Ultrafast two-dimensional infrared (2D IR) spectroscopy is a powerful probe of local electrostatics, vibrational
coupling, and femtosecond-picosecond fluctuations. Together with site specific labeling, it has been applied to
many proteins to discover subtle variations in binding interactions that are often hidden from high-resolution
techniques. We have recently developed 2D IR methods for structural analysis of G4s and showed that isotope
editing can detect variations in metal site occupancy, plasticity, and dynamics. Combined, 2D IR provides a
useful method to probe the interplay between metal coordination, folding/unfolding, and protein binding in G4s.

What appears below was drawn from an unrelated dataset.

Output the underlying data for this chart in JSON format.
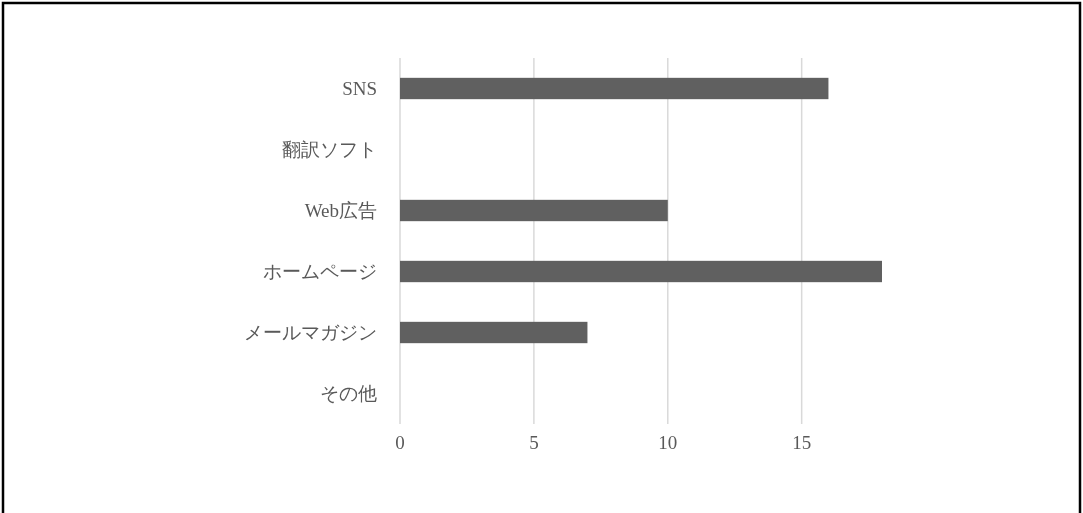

This proposal expands on established methods in two Specific Aims. In the first Aim, we use 2D IR and
isotope editing to test the hypothesis that native state dynamics and C6=O bond frequencies correlate with the
global stability of a G4, sequential assembly and disassembly mechanisms, and native state metal exchange
rates. In the second Aim, we examine the interactions of G4s with peptides derived from proteins that either
stabilize or unwind G4s and test the hypothesis that peptide (protein) binding biases the metal stabilized G4 core
in the direction of unfolding or folding depending on function. If this study is successful, it will provide fundamental
insight into the physicochemical properties of G4s and may provide clues for how to target G4:protein complexes
with drugs and imaging probes. The project also provides an interdisciplinary training environment for graduate
and undergraduate students that will prepare them for future careers in research.